Our simulation design assumes that all covariates entered in the propensity score estimation model are related to both the treatment and the outcome. However, investigators generally do not know the actual set of confounders and may include redundant covariates in the propensity score estimation model. It has been shown that adding irrelevant covariates to GBM may lead to increased covariate imbalance and bias in the treatment effect estimates.⁴² BART appears to be effective at detecting important predictors when irrelevant ones are added, but its effectiveness in the context of propensity score estimation is unknown.²⁹ Future work may assess the performance of GBM and BART compared to parametric propensity score modeling under more realistic scenarios where irrelevant covariates are included in addition to unmeasured cluster-level confounding.
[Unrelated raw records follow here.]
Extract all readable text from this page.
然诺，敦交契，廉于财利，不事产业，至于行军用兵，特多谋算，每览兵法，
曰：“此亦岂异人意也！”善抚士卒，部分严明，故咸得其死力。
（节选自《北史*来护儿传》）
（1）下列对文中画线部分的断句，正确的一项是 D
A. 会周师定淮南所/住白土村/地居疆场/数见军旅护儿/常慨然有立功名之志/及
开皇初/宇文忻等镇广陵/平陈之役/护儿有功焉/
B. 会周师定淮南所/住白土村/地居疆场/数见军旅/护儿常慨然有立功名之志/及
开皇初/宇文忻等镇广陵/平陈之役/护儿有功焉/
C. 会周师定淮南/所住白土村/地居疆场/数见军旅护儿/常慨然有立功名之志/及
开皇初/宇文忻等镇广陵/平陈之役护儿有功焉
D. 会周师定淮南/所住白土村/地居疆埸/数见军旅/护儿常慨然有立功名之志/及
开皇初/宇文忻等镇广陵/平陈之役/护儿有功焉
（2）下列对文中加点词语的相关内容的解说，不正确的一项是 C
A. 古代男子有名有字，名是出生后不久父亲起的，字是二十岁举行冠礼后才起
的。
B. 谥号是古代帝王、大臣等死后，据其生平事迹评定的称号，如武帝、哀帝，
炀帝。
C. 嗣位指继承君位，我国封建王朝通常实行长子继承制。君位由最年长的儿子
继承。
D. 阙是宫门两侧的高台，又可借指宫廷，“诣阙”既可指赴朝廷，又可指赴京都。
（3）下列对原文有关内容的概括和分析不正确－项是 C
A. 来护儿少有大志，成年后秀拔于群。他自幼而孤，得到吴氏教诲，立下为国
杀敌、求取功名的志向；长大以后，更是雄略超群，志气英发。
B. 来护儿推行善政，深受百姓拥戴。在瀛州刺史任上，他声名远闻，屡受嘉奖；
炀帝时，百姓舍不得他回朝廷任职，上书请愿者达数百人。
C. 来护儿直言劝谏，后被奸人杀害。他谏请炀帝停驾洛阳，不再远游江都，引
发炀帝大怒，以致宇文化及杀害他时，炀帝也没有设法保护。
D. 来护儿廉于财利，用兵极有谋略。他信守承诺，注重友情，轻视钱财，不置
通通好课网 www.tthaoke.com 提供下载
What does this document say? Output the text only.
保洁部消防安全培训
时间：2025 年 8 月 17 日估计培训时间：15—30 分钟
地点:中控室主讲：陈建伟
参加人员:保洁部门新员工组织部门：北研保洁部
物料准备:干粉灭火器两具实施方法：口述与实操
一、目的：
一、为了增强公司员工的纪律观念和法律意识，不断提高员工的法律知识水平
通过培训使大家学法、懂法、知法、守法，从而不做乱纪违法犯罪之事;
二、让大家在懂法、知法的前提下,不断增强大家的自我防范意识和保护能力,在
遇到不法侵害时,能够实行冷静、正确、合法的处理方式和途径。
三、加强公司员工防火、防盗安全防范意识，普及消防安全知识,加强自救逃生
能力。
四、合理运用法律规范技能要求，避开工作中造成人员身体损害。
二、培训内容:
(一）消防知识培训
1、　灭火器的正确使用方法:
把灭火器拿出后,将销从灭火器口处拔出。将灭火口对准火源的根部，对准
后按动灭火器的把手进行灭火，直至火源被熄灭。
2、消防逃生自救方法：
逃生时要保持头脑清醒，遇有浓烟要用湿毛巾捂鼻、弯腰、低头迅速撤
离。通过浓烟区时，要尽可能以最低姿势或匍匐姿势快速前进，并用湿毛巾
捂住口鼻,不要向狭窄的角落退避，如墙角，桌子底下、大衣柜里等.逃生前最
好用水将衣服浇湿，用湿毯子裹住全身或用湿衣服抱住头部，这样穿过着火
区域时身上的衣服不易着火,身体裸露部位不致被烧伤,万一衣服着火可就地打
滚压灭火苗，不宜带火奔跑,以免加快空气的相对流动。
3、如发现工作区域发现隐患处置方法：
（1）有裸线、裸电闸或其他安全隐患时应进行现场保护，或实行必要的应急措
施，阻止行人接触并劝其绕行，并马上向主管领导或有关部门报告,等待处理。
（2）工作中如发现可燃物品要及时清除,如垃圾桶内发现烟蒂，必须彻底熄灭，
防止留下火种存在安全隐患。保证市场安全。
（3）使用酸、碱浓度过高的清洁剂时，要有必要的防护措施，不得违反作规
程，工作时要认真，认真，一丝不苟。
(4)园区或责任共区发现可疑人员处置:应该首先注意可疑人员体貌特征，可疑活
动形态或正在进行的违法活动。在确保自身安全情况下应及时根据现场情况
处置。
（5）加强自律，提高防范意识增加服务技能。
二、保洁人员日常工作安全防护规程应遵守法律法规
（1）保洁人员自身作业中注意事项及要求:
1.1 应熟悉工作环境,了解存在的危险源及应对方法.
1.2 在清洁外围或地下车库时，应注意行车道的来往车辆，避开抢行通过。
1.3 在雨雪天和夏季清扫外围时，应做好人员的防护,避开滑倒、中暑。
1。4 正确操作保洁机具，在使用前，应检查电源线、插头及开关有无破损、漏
Lastly, we point out a few properties regarding the implementation of GBM and BART. Note that default parameter settings in the R packages for BART (BART and dbarts) and GBM (twang) are used in our simulation experiment, but the performance of these machine learning algorithms may be enhanced from parameter tuning. As mentioned in Section 2.2, BART has an advantage in that it only requires minimal assumptions regarding the model parameters by placing prior distributions over the tree models. BART is highly robust to small changes in the prior and the choice of the number of trees, and the defaults are usually adequate.²⁹ Thoughtful specification of the GBM parameters may improve its performance by a greater extent. A disadvantage of GBM is that the twang package can be computationally demanding, as evidenced by others as well as our experience in implementing the two methods, where the speed of BART is markedly faster than GBM.⁴³

In conclusion, our results suggest that in observational studies with clustered data, flexible modeling of the propensity score may offer advantages in terms of covariate balance and bias reduction, at least in studies where the sample size is large and cluster sizes are considerably larger than the number of clusters (e.g., 20 clusters of sizes 200 to 500). However, when the cluster sizes are not sufficiently large (e.g., 100 clusters of size 50), nonparametric models may not be particularly useful for propensity score estimation in some cases due to failure to adequately balance unmeasured cluster-level covariates. A major limitation of our study, and all simulation studies in general, is that we are unable to capture all possible cluster/sample sizes and assignment mechanisms that may occur in practice. In particular, we generated clusters such that each has an adequate number of treated and control units in all scenarios, but treatment allocation is often unbalanced in observational datasets. As seen from our simulations and real data application, results are highly dependent on the specific setup and data generating processes. It is thus important to note that the main contribution of our findings lies in offering insight into parametric versus nonparametric propensity score estimation with clustered data. They should not be regarded as definite conclusions and the choice of which model works best will largely depend on the specific data at hand. Future work may extend our study to explore the potential of nonparametric propensity score estimation in other situations (e.g., with extremely unbalanced treatment allocation within clusters).